Balquhidder and its Broadband

The Balquhidder area (including the adjacent villages of Strathyre and Lochearnhead) has, in common with much of rural Scotland, an antiquated and unreliable telecommunications infrastructure. This, plus an overall lack of capacity and the distance from the nearest exchange, means that much of the area cannot get modern (or frequently any) broadband provision, with no effective alternative for most homes and businesses. Even Strathyre, where the exchange is located, suffers from low throughput and a high level of unreliability.

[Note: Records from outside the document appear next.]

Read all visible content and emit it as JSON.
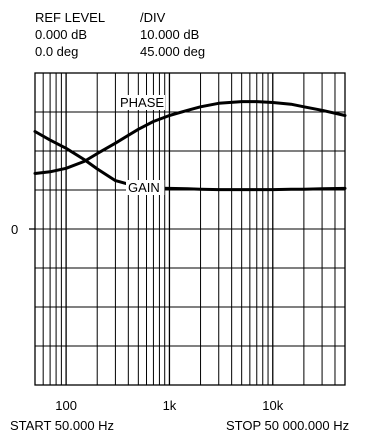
{
  "header": {
    "col1_title": "REF LEVEL",
    "col2_title": "/DIV",
    "gain_ref": "0.000 dB",
    "gain_div": "10.000 dB",
    "phase_ref": "0.0 deg",
    "phase_div": "45.000 deg"
  },
  "footer": {
    "start": "START  50.000 Hz",
    "stop": "STOP  50 000.000 Hz"
  },
  "chart_data": {
    "type": "line",
    "x_scale": "log",
    "xlim": [
      50,
      50000
    ],
    "x_ticks": [
      {
        "value": 100,
        "label": "100"
      },
      {
        "value": 1000,
        "label": "1k"
      },
      {
        "value": 10000,
        "label": "10k"
      }
    ],
    "y_divisions": 8,
    "ref_marker": {
      "label": "0",
      "division_from_top": 4
    },
    "grid": true,
    "series": [
      {
        "name": "PHASE",
        "y_unit": "deg",
        "y_per_div": 45,
        "x": [
          50,
          70,
          100,
          150,
          200,
          300,
          500,
          700,
          1000,
          1500,
          2000,
          3000,
          5000,
          7000,
          10000,
          15000,
          20000,
          30000,
          50000
        ],
        "y": [
          64,
          66,
          70,
          78,
          87,
          99,
          115,
          124,
          131,
          137,
          141,
          145,
          147,
          147,
          146,
          144,
          141,
          137,
          131
        ]
      },
      {
        "name": "GAIN",
        "y_unit": "dB",
        "y_per_div": 10,
        "x": [
          50,
          70,
          100,
          150,
          200,
          300,
          500,
          700,
          1000,
          1500,
          2000,
          3000,
          5000,
          7000,
          10000,
          15000,
          20000,
          30000,
          50000
        ],
        "y": [
          25,
          22.8,
          20.7,
          17.8,
          15.4,
          12.4,
          10.8,
          10.5,
          10.4,
          10.3,
          10.2,
          10.1,
          10.1,
          10.1,
          10.1,
          10.2,
          10.2,
          10.3,
          10.4
        ]
      }
    ]
  }
}
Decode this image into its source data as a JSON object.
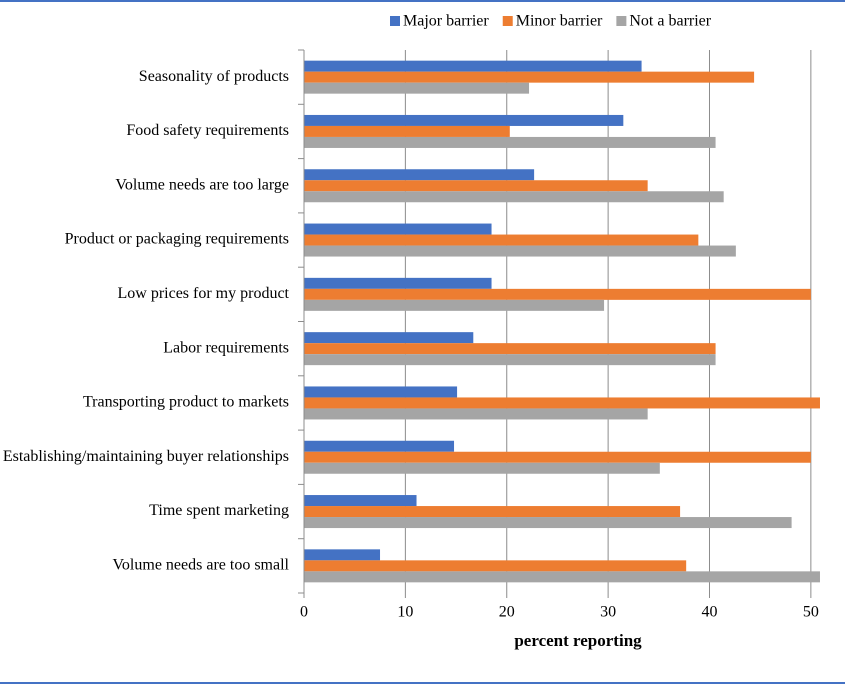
{
  "chart_data": {
    "type": "hbar",
    "x_label": "percent reporting",
    "categories": [
      "Seasonality of products",
      "Food safety requirements",
      "Volume needs are too large",
      "Product or packaging requirements",
      "Low prices for my product",
      "Labor requirements",
      "Transporting product to markets",
      "Establishing/maintaining buyer relationships",
      "Time spent marketing",
      "Volume needs are too small"
    ],
    "series": [
      {
        "name": "Major barrier",
        "color": "#4472c4",
        "values": [
          33.3,
          31.5,
          22.7,
          18.5,
          18.5,
          16.7,
          15.1,
          14.8,
          11.1,
          7.5
        ]
      },
      {
        "name": "Minor barrier",
        "color": "#ed7d31",
        "values": [
          44.4,
          20.3,
          33.9,
          38.9,
          50,
          40.6,
          50.9,
          50,
          37.1,
          37.7
        ]
      },
      {
        "name": "Not a barrier",
        "color": "#a5a5a5",
        "values": [
          22.2,
          40.6,
          41.4,
          42.6,
          29.6,
          40.6,
          33.9,
          35.1,
          48.1,
          50.9
        ]
      }
    ],
    "xlim": [
      0,
      51
    ],
    "xticks": [
      0,
      10,
      20,
      30,
      40,
      50
    ],
    "grid": true,
    "legend": "top"
  }
}
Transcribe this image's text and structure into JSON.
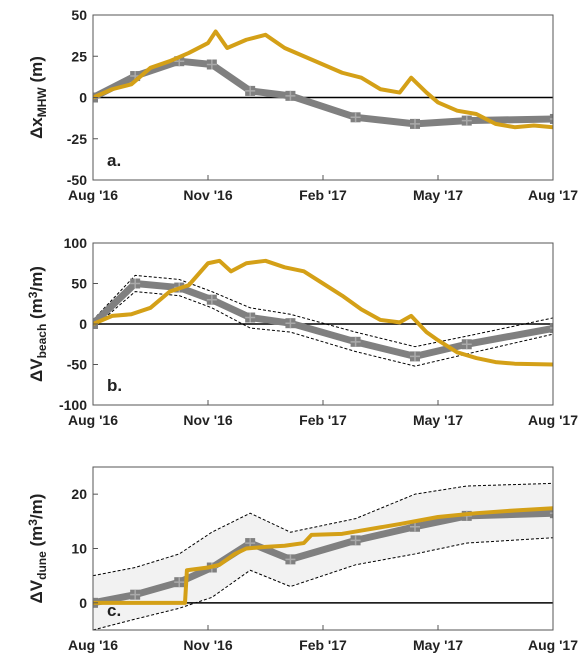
{
  "chart_data": [
    {
      "type": "line",
      "annotation": "a.",
      "ylabel": [
        {
          "text": "Δx"
        },
        {
          "text": "MHW",
          "sub": true
        },
        {
          "text": " (m)"
        }
      ],
      "xlim": [
        0,
        12
      ],
      "xticks": [
        {
          "value": 0,
          "label": "Aug '16"
        },
        {
          "value": 3,
          "label": "Nov '16"
        },
        {
          "value": 6,
          "label": "Feb '17"
        },
        {
          "value": 9,
          "label": "May '17"
        },
        {
          "value": 12,
          "label": "Aug '17"
        }
      ],
      "ylim": [
        -50,
        50
      ],
      "yticks": [
        -50,
        -25,
        0,
        25,
        50
      ],
      "zero_line": true,
      "band": false,
      "series": [
        {
          "color": "#808080",
          "style": "markers",
          "x": [
            0,
            1.1,
            2.25,
            3.1,
            4.1,
            5.15,
            6.85,
            8.4,
            9.75,
            12.05
          ],
          "values": [
            0,
            13,
            22,
            20,
            4,
            1,
            -12,
            -16,
            -14,
            -13
          ]
        },
        {
          "color": "#d4a017",
          "style": "line",
          "x": [
            0,
            0.5,
            1,
            1.5,
            2,
            2.5,
            3,
            3.2,
            3.5,
            4,
            4.5,
            5,
            5.5,
            6,
            6.5,
            7,
            7.5,
            8,
            8.3,
            8.7,
            9,
            9.5,
            10,
            10.5,
            11,
            11.5,
            12
          ],
          "values": [
            0,
            5,
            8,
            18,
            22,
            27,
            33,
            40,
            30,
            35,
            38,
            30,
            25,
            20,
            15,
            12,
            5,
            3,
            12,
            3,
            -3,
            -8,
            -10,
            -16,
            -18,
            -17,
            -18
          ]
        }
      ]
    },
    {
      "type": "line",
      "annotation": "b.",
      "ylabel": [
        {
          "text": "ΔV"
        },
        {
          "text": "beach",
          "sub": true
        },
        {
          "text": " (m"
        },
        {
          "text": "3",
          "sup": true
        },
        {
          "text": "/m)"
        }
      ],
      "xlim": [
        0,
        12
      ],
      "xticks": [
        {
          "value": 0,
          "label": "Aug '16"
        },
        {
          "value": 3,
          "label": "Nov '16"
        },
        {
          "value": 6,
          "label": "Feb '17"
        },
        {
          "value": 9,
          "label": "May '17"
        },
        {
          "value": 12,
          "label": "Aug '17"
        }
      ],
      "ylim": [
        -100,
        100
      ],
      "yticks": [
        -100,
        -50,
        0,
        50,
        100
      ],
      "zero_line": true,
      "band": false,
      "series": [
        {
          "color": "#000000",
          "style": "dashed",
          "x": [
            0,
            1.1,
            2.25,
            3.1,
            4.1,
            5.15,
            6.85,
            8.4,
            9.75,
            12.05
          ],
          "values": [
            5,
            60,
            55,
            40,
            20,
            12,
            -10,
            -28,
            -15,
            8
          ]
        },
        {
          "color": "#000000",
          "style": "dashed",
          "x": [
            0,
            1.1,
            2.25,
            3.1,
            4.1,
            5.15,
            6.85,
            8.4,
            9.75,
            12.05
          ],
          "values": [
            -5,
            40,
            35,
            20,
            -5,
            -10,
            -34,
            -52,
            -37,
            -12
          ]
        },
        {
          "color": "#808080",
          "style": "markers",
          "x": [
            0,
            1.1,
            2.25,
            3.1,
            4.1,
            5.15,
            6.85,
            8.4,
            9.75,
            12.05
          ],
          "values": [
            0,
            50,
            45,
            30,
            8,
            1,
            -22,
            -40,
            -25,
            -5
          ]
        },
        {
          "color": "#d4a017",
          "style": "line",
          "x": [
            0,
            0.5,
            1,
            1.5,
            2,
            2.5,
            3,
            3.3,
            3.6,
            4,
            4.5,
            5,
            5.5,
            6,
            6.5,
            7,
            7.5,
            8,
            8.3,
            8.7,
            9,
            9.5,
            10,
            10.5,
            11,
            12
          ],
          "values": [
            0,
            10,
            12,
            20,
            40,
            48,
            75,
            78,
            65,
            75,
            78,
            70,
            65,
            50,
            35,
            18,
            5,
            2,
            10,
            -10,
            -20,
            -35,
            -42,
            -47,
            -49,
            -50
          ]
        }
      ]
    },
    {
      "type": "line",
      "annotation": "c.",
      "ylabel": [
        {
          "text": "ΔV"
        },
        {
          "text": "dune",
          "sub": true
        },
        {
          "text": " (m"
        },
        {
          "text": "3",
          "sup": true
        },
        {
          "text": "/m)"
        }
      ],
      "xlim": [
        0,
        12
      ],
      "xticks": [
        {
          "value": 0,
          "label": "Aug '16"
        },
        {
          "value": 3,
          "label": "Nov '16"
        },
        {
          "value": 6,
          "label": "Feb '17"
        },
        {
          "value": 9,
          "label": "May '17"
        },
        {
          "value": 12,
          "label": "Aug '17"
        }
      ],
      "ylim": [
        -5,
        25
      ],
      "yticks": [
        0,
        10,
        20
      ],
      "zero_line": true,
      "band": true,
      "series": [
        {
          "color": "#000000",
          "style": "dashed",
          "x": [
            0,
            1.1,
            2.25,
            3.1,
            4.1,
            5.15,
            6.85,
            8.4,
            9.75,
            12.05
          ],
          "values": [
            5,
            6.5,
            9,
            13,
            16.5,
            13,
            15.5,
            20,
            21.5,
            22
          ]
        },
        {
          "color": "#000000",
          "style": "dashed",
          "x": [
            0,
            1.1,
            2.25,
            3.1,
            4.1,
            5.15,
            6.85,
            8.4,
            9.75,
            12.05
          ],
          "values": [
            -5,
            -3,
            -1,
            1,
            6,
            3,
            7,
            9,
            11,
            12
          ]
        },
        {
          "color": "#808080",
          "style": "markers",
          "x": [
            0,
            1.1,
            2.25,
            3.1,
            4.1,
            5.15,
            6.85,
            8.4,
            9.75,
            12.05
          ],
          "values": [
            0,
            1.5,
            3.8,
            6.5,
            11,
            8,
            11.5,
            14,
            16,
            16.5
          ]
        },
        {
          "color": "#d4a017",
          "style": "line",
          "x": [
            0,
            2.4,
            2.45,
            3,
            3.3,
            3.7,
            4,
            4.5,
            5,
            5.5,
            5.7,
            6.5,
            7,
            8,
            9,
            10,
            11,
            12
          ],
          "values": [
            0,
            0,
            6,
            6.5,
            7,
            9,
            10,
            10.3,
            10.5,
            11,
            12.5,
            12.7,
            13.3,
            14.5,
            15.8,
            16.5,
            17,
            17.4
          ]
        }
      ]
    }
  ]
}
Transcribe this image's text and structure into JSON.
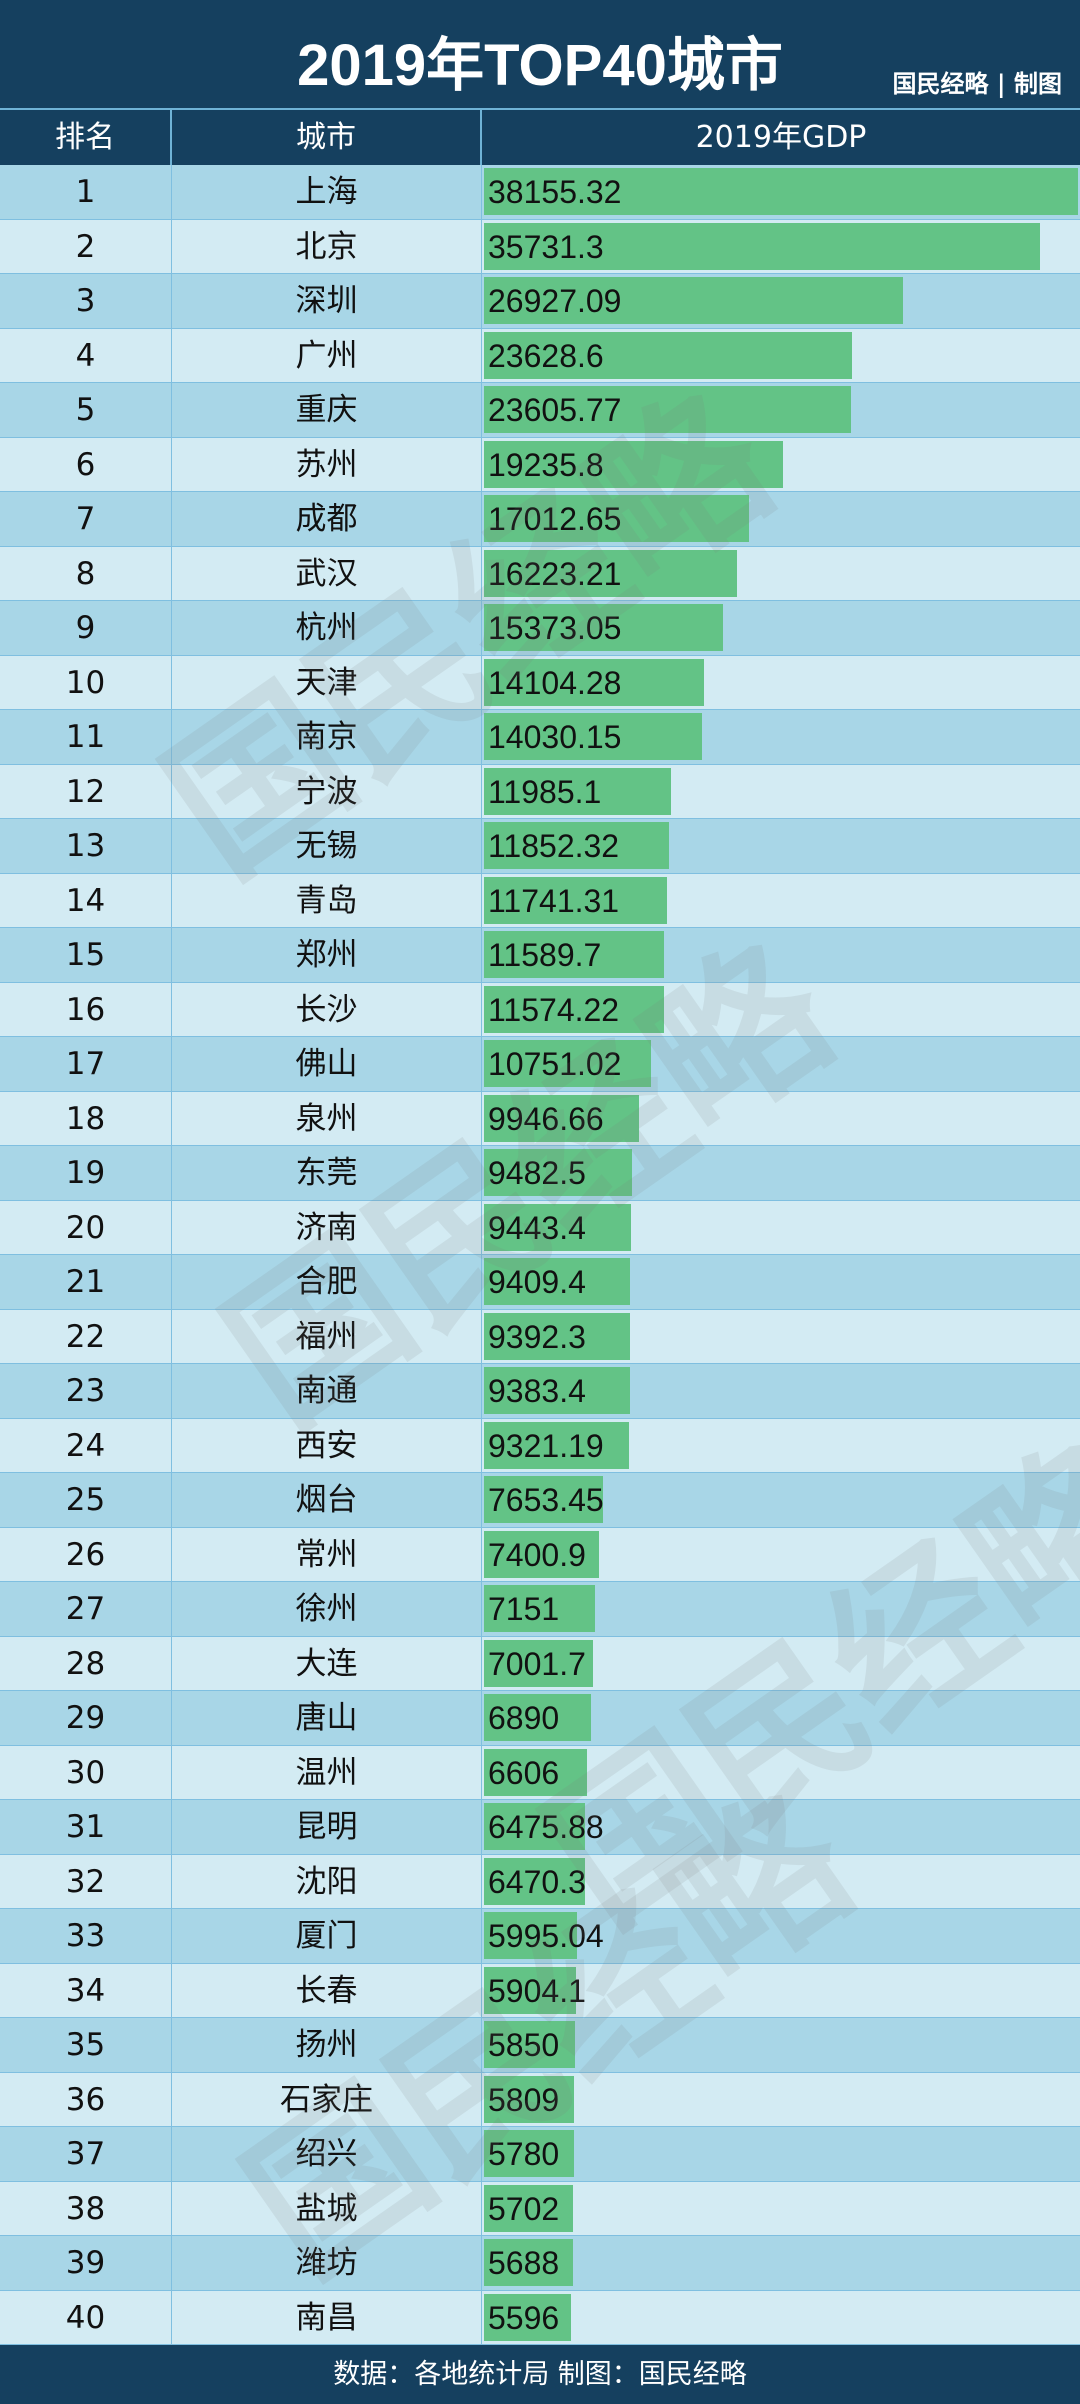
{
  "title": "2019年TOP40城市",
  "credit": "国民经略 | 制图",
  "footer": "数据：各地统计局 制图：国民经略",
  "watermark": "国民经略",
  "chart_data": {
    "type": "bar",
    "orientation": "horizontal",
    "columns": [
      "排名",
      "城市",
      "2019年GDP"
    ],
    "colors": {
      "bar": "#63c386",
      "header": "#15405f",
      "row_odd": "#a8d6e7",
      "row_even": "#d3ebf3"
    },
    "rows": [
      {
        "rank": "1",
        "city": "上海",
        "gdp": 38155.32,
        "label": "38155.32"
      },
      {
        "rank": "2",
        "city": "北京",
        "gdp": 35731.3,
        "label": "35731.3"
      },
      {
        "rank": "3",
        "city": "深圳",
        "gdp": 26927.09,
        "label": "26927.09"
      },
      {
        "rank": "4",
        "city": "广州",
        "gdp": 23628.6,
        "label": "23628.6"
      },
      {
        "rank": "5",
        "city": "重庆",
        "gdp": 23605.77,
        "label": "23605.77"
      },
      {
        "rank": "6",
        "city": "苏州",
        "gdp": 19235.8,
        "label": "19235.8"
      },
      {
        "rank": "7",
        "city": "成都",
        "gdp": 17012.65,
        "label": "17012.65"
      },
      {
        "rank": "8",
        "city": "武汉",
        "gdp": 16223.21,
        "label": "16223.21"
      },
      {
        "rank": "9",
        "city": "杭州",
        "gdp": 15373.05,
        "label": "15373.05"
      },
      {
        "rank": "10",
        "city": "天津",
        "gdp": 14104.28,
        "label": "14104.28"
      },
      {
        "rank": "11",
        "city": "南京",
        "gdp": 14030.15,
        "label": "14030.15"
      },
      {
        "rank": "12",
        "city": "宁波",
        "gdp": 11985.1,
        "label": "11985.1"
      },
      {
        "rank": "13",
        "city": "无锡",
        "gdp": 11852.32,
        "label": "11852.32"
      },
      {
        "rank": "14",
        "city": "青岛",
        "gdp": 11741.31,
        "label": "11741.31"
      },
      {
        "rank": "15",
        "city": "郑州",
        "gdp": 11589.7,
        "label": "11589.7"
      },
      {
        "rank": "16",
        "city": "长沙",
        "gdp": 11574.22,
        "label": "11574.22"
      },
      {
        "rank": "17",
        "city": "佛山",
        "gdp": 10751.02,
        "label": "10751.02"
      },
      {
        "rank": "18",
        "city": "泉州",
        "gdp": 9946.66,
        "label": "9946.66"
      },
      {
        "rank": "19",
        "city": "东莞",
        "gdp": 9482.5,
        "label": "9482.5"
      },
      {
        "rank": "20",
        "city": "济南",
        "gdp": 9443.4,
        "label": "9443.4"
      },
      {
        "rank": "21",
        "city": "合肥",
        "gdp": 9409.4,
        "label": "9409.4"
      },
      {
        "rank": "22",
        "city": "福州",
        "gdp": 9392.3,
        "label": "9392.3"
      },
      {
        "rank": "23",
        "city": "南通",
        "gdp": 9383.4,
        "label": "9383.4"
      },
      {
        "rank": "24",
        "city": "西安",
        "gdp": 9321.19,
        "label": "9321.19"
      },
      {
        "rank": "25",
        "city": "烟台",
        "gdp": 7653.45,
        "label": "7653.45"
      },
      {
        "rank": "26",
        "city": "常州",
        "gdp": 7400.9,
        "label": "7400.9"
      },
      {
        "rank": "27",
        "city": "徐州",
        "gdp": 7151,
        "label": "7151"
      },
      {
        "rank": "28",
        "city": "大连",
        "gdp": 7001.7,
        "label": "7001.7"
      },
      {
        "rank": "29",
        "city": "唐山",
        "gdp": 6890,
        "label": "6890"
      },
      {
        "rank": "30",
        "city": "温州",
        "gdp": 6606,
        "label": "6606"
      },
      {
        "rank": "31",
        "city": "昆明",
        "gdp": 6475.88,
        "label": "6475.88"
      },
      {
        "rank": "32",
        "city": "沈阳",
        "gdp": 6470.3,
        "label": "6470.3"
      },
      {
        "rank": "33",
        "city": "厦门",
        "gdp": 5995.04,
        "label": "5995.04"
      },
      {
        "rank": "34",
        "city": "长春",
        "gdp": 5904.1,
        "label": "5904.1"
      },
      {
        "rank": "35",
        "city": "扬州",
        "gdp": 5850,
        "label": "5850"
      },
      {
        "rank": "36",
        "city": "石家庄",
        "gdp": 5809,
        "label": "5809"
      },
      {
        "rank": "37",
        "city": "绍兴",
        "gdp": 5780,
        "label": "5780"
      },
      {
        "rank": "38",
        "city": "盐城",
        "gdp": 5702,
        "label": "5702"
      },
      {
        "rank": "39",
        "city": "潍坊",
        "gdp": 5688,
        "label": "5688"
      },
      {
        "rank": "40",
        "city": "南昌",
        "gdp": 5596,
        "label": "5596"
      }
    ]
  }
}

This is a Market 1 area, with neither Local Loop Unbundling (LLU) services nor any third party to provide an alternative to the BT infrastructure. Previous initiatives to improve local broadband have been frustrated by both the lack of a coherent approach from the Scottish Government and by a historical lack of co-operation from BT, including a failure to release information required to inform community-driven initiatives.

Scottish Government policies now laudably aim at providing ‘next-generation’ broadband services by 2020, with ‘significant progress’ by 2015. For Balquhidder’s businesses and its community to develop and thrive, a critical enabler is access to such online services and for access to those services to be pervasive across the local geography. Local businesses are already incurring significant costs, having to forgo development opportunities or even move outwith the area altogether due to the poor quality of the local infrastructure.

As well as local progress with the costing, selection and provision of effective broadband services in and around Balquhidder, we are now engaging with two public enabling initiatives: Community Broadband Scotland and Step Change 2015 – the latter via Stirling Council. This initiative is supported by local businesses and Balquhidder’s Community Council.

2 thoughts on “Balquhidder and its Broadband”

  1. Very familiar, and we’ve been following the lamentable “progress” of NBN. I wonder if the shared culture of the British civil services have anything to do with the common failings?